- DVD cover
- Directed by: Stephen Weeks
- Written by: Philip Norman Rosemary Sutcliff Stephen Weeks
- Produced by: Stephen Weeks
- Starring: Marianne Faithfull; Barbara Shelley; Larry Dann; Murray Melvin; Vivian MacKerrell;
- Edited by: Jon Costelloe
- Music by: Ron Geesin
- Production company: Stephen Weeks Company
- Distributed by: Nationwide Distributors Ltd.
- Release date: 19 March 1974 (United Kingdom);
- Running time: 89 minutes
- Country: United Kingdom
- Language: English

= Ghost Story (1974 film) =

1974 British film by Stephen Weeks

Ghost Story (also known as Madhouse Mansion and Asylum of Blood) is a 1974 British mystery film directed by Stephen Weeks and starring Marianne Faithfull, Leigh Lawson, Larry Dann and Anthony Bate. It was written by Philip Norman, Rosemary Sutcliff and Weeks, with music composed by Ron Geesin.

The film features a rare performance from actor Vivian MacKerrell, who was later the inspiration for Withnail in Bruce Robinson's Withnail and I (1987).

==Plot==
During the 1930s, three privileged old university friends gather for the week-end in an old country house located in a sprawling British estate. In fact McFadyen, who has recently inherited the estate, invites his two college acquaintances Talbot and Duller ostensibly for a week-end of game hunting. Duller, who appears to have an interest in the supernatural from a more scientific perspective, is sullen and rude, though an excellent shot, while Talbot is easygoing but puzzled as to why he was asked along, especially when his colleagues continually mock and ridicule him. As soon as they arrive, personalities clash, petty arguments ensue and the gloomy environment starts to wear on everyone's nerves. To make matters worse, McFayden neglects to mention that the place might be haunted. During the night, Talbot begins to have strange hallucinations involving a creepy porcelain doll and the former occupants of the mansion.

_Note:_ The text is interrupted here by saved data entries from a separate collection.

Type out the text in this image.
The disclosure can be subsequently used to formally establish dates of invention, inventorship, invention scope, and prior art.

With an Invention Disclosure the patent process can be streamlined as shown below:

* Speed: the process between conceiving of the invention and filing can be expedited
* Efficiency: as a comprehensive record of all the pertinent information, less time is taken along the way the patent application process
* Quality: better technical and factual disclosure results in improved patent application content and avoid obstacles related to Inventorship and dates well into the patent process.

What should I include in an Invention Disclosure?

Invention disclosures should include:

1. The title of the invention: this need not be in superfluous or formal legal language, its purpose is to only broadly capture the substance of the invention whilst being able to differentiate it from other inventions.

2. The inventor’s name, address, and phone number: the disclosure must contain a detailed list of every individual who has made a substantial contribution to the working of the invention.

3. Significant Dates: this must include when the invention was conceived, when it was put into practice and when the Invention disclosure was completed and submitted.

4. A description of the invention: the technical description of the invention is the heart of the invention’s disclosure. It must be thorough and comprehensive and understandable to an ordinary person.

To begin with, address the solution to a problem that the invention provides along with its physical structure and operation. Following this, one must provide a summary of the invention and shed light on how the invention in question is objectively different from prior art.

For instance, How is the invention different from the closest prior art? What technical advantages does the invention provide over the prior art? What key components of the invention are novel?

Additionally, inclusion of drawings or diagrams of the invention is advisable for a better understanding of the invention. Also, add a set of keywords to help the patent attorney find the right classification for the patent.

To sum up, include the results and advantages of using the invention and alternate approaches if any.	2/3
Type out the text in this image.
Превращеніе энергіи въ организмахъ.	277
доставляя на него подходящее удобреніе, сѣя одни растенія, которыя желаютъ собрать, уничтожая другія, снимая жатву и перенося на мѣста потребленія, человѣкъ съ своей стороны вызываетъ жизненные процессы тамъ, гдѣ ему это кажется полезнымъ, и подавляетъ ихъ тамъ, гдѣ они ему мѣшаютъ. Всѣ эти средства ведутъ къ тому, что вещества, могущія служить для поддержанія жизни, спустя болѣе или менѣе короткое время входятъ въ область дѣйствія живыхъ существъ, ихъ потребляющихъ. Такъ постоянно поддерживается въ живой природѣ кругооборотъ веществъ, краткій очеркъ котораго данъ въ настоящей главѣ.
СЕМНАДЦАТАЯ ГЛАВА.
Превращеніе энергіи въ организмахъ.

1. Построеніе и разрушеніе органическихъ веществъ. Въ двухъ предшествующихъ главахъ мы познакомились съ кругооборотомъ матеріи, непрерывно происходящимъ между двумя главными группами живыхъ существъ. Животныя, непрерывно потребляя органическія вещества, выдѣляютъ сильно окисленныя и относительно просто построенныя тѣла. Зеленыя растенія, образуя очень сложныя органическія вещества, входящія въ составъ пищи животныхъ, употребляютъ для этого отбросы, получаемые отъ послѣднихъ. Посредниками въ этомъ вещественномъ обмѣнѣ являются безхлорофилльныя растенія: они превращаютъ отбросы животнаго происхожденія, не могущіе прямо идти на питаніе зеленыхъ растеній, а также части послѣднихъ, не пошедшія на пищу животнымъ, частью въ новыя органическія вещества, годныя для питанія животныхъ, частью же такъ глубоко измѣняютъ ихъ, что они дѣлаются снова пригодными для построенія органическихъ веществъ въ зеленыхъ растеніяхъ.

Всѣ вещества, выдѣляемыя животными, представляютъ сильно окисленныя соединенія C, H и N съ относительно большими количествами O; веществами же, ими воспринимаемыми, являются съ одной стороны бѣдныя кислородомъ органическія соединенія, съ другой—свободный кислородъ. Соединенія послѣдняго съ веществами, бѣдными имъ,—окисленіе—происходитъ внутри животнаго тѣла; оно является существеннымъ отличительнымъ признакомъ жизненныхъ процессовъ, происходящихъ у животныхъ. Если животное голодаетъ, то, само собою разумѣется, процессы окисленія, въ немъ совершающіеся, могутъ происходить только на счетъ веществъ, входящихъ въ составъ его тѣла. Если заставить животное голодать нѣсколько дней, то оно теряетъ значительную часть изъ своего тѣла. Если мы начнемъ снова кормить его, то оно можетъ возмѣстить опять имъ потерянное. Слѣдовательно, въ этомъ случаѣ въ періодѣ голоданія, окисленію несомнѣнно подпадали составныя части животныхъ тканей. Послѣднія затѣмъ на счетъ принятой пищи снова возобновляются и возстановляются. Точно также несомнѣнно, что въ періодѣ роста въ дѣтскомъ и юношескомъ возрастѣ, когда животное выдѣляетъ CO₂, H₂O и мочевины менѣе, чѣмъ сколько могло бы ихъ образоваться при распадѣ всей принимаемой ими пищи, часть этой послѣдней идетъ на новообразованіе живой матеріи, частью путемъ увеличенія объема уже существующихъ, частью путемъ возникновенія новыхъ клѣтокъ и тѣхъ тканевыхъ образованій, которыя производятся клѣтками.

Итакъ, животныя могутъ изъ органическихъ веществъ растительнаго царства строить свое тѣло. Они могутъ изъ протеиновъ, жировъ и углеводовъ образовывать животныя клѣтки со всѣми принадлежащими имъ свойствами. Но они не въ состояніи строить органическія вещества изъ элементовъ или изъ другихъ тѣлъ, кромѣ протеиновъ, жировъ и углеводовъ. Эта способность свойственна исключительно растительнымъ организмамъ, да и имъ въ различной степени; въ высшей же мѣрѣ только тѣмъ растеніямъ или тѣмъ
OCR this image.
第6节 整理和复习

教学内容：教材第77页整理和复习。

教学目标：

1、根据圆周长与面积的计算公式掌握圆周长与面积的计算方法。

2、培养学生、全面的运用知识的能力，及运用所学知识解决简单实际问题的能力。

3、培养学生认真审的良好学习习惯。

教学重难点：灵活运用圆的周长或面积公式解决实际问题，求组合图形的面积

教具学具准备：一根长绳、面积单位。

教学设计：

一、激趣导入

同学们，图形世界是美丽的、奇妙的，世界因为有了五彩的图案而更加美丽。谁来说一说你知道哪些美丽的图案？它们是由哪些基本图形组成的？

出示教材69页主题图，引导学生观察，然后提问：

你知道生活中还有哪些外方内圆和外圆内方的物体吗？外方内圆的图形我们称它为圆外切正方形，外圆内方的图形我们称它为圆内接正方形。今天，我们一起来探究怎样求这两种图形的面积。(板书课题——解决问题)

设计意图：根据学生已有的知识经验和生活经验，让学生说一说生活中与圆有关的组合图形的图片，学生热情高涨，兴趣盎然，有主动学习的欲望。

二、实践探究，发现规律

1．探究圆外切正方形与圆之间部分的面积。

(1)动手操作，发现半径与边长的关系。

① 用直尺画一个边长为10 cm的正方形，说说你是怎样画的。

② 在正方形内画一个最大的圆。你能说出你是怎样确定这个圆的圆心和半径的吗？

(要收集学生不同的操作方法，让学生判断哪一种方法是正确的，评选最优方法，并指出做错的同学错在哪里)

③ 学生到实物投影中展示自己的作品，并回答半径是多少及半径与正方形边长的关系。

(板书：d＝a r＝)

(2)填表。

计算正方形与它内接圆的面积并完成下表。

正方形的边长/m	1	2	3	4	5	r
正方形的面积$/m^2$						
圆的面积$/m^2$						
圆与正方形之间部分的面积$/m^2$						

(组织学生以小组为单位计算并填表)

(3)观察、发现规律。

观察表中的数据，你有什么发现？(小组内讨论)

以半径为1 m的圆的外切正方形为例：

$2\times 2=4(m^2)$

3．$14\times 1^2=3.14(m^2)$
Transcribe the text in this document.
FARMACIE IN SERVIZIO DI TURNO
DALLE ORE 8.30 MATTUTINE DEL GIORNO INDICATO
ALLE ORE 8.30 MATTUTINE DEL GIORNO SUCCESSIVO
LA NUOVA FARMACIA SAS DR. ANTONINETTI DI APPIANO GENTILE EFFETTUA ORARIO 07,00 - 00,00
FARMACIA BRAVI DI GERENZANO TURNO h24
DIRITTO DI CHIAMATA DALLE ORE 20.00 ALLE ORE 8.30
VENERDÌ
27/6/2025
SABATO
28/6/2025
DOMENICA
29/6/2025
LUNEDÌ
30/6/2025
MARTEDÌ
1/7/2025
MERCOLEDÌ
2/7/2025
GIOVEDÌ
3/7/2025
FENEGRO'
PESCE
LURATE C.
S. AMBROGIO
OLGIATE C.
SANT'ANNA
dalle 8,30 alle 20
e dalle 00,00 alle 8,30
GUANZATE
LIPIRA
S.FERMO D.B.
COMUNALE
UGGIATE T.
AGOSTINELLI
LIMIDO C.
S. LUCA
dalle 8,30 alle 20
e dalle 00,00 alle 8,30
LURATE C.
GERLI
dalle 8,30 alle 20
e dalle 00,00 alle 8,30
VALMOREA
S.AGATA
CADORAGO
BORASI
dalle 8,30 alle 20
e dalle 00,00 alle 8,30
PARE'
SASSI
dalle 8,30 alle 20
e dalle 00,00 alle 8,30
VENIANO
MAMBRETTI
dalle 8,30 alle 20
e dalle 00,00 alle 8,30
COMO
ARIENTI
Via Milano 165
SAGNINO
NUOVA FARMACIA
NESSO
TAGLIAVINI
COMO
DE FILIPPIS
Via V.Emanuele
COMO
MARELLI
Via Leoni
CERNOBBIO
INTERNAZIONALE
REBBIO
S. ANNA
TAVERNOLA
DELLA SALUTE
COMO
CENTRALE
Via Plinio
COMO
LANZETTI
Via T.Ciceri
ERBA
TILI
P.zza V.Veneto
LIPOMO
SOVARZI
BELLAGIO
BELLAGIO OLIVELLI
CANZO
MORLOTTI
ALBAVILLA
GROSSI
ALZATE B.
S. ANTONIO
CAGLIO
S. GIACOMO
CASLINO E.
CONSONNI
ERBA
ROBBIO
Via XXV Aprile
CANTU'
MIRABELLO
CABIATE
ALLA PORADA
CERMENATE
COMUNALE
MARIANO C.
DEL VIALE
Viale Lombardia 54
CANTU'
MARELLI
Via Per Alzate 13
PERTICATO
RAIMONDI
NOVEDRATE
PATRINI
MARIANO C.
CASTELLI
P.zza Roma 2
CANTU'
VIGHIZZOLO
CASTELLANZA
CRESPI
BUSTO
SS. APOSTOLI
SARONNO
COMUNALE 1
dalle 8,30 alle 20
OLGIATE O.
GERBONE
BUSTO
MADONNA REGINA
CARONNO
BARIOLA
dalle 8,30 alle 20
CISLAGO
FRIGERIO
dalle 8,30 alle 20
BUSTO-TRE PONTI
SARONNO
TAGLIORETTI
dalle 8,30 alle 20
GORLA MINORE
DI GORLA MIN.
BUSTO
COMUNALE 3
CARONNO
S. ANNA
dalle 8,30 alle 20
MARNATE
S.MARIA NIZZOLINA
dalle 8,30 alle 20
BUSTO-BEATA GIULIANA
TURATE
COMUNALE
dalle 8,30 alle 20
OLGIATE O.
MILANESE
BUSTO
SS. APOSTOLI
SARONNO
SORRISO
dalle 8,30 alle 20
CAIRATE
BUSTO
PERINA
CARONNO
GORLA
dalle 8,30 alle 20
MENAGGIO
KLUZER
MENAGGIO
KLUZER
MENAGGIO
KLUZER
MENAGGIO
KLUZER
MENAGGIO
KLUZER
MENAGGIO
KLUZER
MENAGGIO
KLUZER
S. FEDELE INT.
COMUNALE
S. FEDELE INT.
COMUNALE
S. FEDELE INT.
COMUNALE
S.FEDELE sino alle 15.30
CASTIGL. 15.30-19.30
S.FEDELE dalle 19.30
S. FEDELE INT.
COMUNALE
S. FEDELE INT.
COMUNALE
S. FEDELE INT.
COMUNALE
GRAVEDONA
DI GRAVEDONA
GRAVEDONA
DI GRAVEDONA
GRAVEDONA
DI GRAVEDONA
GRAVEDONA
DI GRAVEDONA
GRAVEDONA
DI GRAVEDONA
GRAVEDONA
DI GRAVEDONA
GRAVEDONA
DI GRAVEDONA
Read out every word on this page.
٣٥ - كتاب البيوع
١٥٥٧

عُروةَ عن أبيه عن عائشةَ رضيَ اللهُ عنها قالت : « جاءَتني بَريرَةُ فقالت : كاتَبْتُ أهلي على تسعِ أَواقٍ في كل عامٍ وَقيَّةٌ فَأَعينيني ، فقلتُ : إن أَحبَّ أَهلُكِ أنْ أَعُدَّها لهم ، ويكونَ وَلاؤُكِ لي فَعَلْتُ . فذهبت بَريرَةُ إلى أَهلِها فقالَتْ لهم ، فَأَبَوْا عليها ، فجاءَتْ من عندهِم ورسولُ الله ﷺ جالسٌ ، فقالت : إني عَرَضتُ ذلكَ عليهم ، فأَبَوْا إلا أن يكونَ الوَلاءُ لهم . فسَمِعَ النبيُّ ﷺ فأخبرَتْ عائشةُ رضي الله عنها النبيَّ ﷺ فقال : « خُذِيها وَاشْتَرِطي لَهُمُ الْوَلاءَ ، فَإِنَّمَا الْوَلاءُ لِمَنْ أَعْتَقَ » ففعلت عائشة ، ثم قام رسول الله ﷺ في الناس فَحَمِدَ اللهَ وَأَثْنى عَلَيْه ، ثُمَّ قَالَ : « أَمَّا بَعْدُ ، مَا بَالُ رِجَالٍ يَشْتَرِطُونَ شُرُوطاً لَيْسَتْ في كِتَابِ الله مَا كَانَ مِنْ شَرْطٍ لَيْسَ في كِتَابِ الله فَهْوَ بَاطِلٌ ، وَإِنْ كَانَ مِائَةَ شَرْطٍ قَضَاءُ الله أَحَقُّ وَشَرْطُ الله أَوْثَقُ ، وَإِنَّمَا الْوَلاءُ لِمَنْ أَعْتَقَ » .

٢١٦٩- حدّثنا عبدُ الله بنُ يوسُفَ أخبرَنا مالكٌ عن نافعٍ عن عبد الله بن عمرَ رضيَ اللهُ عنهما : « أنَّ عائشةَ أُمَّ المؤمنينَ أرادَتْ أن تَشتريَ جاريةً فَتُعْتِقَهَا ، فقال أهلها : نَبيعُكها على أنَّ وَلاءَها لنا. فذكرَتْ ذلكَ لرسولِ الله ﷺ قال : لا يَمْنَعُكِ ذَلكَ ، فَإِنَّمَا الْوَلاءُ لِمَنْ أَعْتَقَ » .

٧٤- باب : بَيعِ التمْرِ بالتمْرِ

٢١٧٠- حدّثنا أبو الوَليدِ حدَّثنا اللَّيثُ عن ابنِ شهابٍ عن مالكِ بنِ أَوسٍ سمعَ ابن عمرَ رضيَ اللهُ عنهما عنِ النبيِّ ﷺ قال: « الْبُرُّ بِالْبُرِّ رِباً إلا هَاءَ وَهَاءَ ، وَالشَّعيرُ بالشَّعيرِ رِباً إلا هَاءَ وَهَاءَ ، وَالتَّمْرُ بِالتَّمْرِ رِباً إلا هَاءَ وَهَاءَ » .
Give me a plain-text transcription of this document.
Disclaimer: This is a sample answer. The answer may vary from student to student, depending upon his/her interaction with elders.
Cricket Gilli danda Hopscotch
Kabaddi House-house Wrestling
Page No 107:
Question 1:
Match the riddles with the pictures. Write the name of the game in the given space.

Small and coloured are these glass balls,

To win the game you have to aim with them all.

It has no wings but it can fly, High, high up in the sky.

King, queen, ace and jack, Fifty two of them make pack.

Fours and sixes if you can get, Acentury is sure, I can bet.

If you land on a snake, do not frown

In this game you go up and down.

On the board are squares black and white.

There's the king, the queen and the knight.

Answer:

Talbot finds himself transported back in time, bearing witness to the trials and tribulations of a young woman named Sophy who once resided in the house. As the story progresses, the tenuous ties that bind the men together begin to unravel and the strange visions begin to become more vivid until they threaten to drive Talbot mad. It turns out to be haunted by the previous occupants, though only Talbot can see them. Finally, McFadyen admits that he invited Talbot and Duller because he had heard rumours that the house was haunted and he chose them both as likely subjects to draw any spirits out in the open. As the visions become more frequent and detailed, Talbot is thrust into a strange supernatural realm of incest, arson and madness from which escape is impossible: the doll claims the lives of Talbot and McFadyen while Duller, who leaves the estate early in a taxi, seems to be driven not to the train station but into the past to become an inmate of the nearby insane asylum which was destroyed by fire years before.

==Cast==
- Anthony Bate as Dr. Borden
- Larry Dann as Talbot
- Marianne Faithfull as Sophy Kwykwer
- Sally Grace as girl
- Penelope Keith as Rennie
- Leigh Lawson as Robert
- Vivian MacKerrell as Duller
- Murray Melvin as McFayden
- Barbara Shelley as matron

== Production ==
Although set in England, the film was almost entirely shot on location in India, much of it at Bangalore Palace, owned by the Maharajah of Mysore.

== Reception ==
The Monthly Film Bulletin wrote: "Ultimately adding up to a rather neat and engaging horror tale, Ghost Story begins somewhat less auspiciously as a slightly strained genteel comedy of manners. The bumbling good humour of Talbot colliding with the more snobbish university sensibilities of Duller and McFayden over such matters as the preparation of jam sandwiches is groaningly familiar and overextended drawing-room stuff, made less palatable by the overplaying of Larry Dann (who gets much better as the film progresses) and the oily Dracula-like affectations of Murray Melvin, which comprise an equally illusory red herring about where the movie seems to be headed. But once the lengthy "ghost" flashbacks get under way and the intrigue divides into a double-plot – a sort of poor man's Céline et Julie vont en bateau without the formal doubling, with Talbot figuring strangely and effectively as an unseen witness of the various events – the film gradually arrives at a style and direction of its own. ... Ghost Story accumulates a few respectable tremors once character generally gives way to plot and the skills of the art director (Peter Young) and cameraman (Peter Hurst) are permitted to take the foreground, as in the imaginatively lit night scenes at the asylum. ...Otherwise, a graceful use of period detail and odd locations ... help to make Ghost Story a competent foray into supernatural territory, with lyrical intimations of an irredeemable past of incest and madness. If only this lyricism were more substantially linked with the elaborate machinery that sets the story going, Stephen Weeks might have wound up with a minor classic on his hands."

==Legacy==
In 2023, actor Larry Dann dedicated a chapter of his autobiography Oh, What A Lovely Memoir to the making of the film.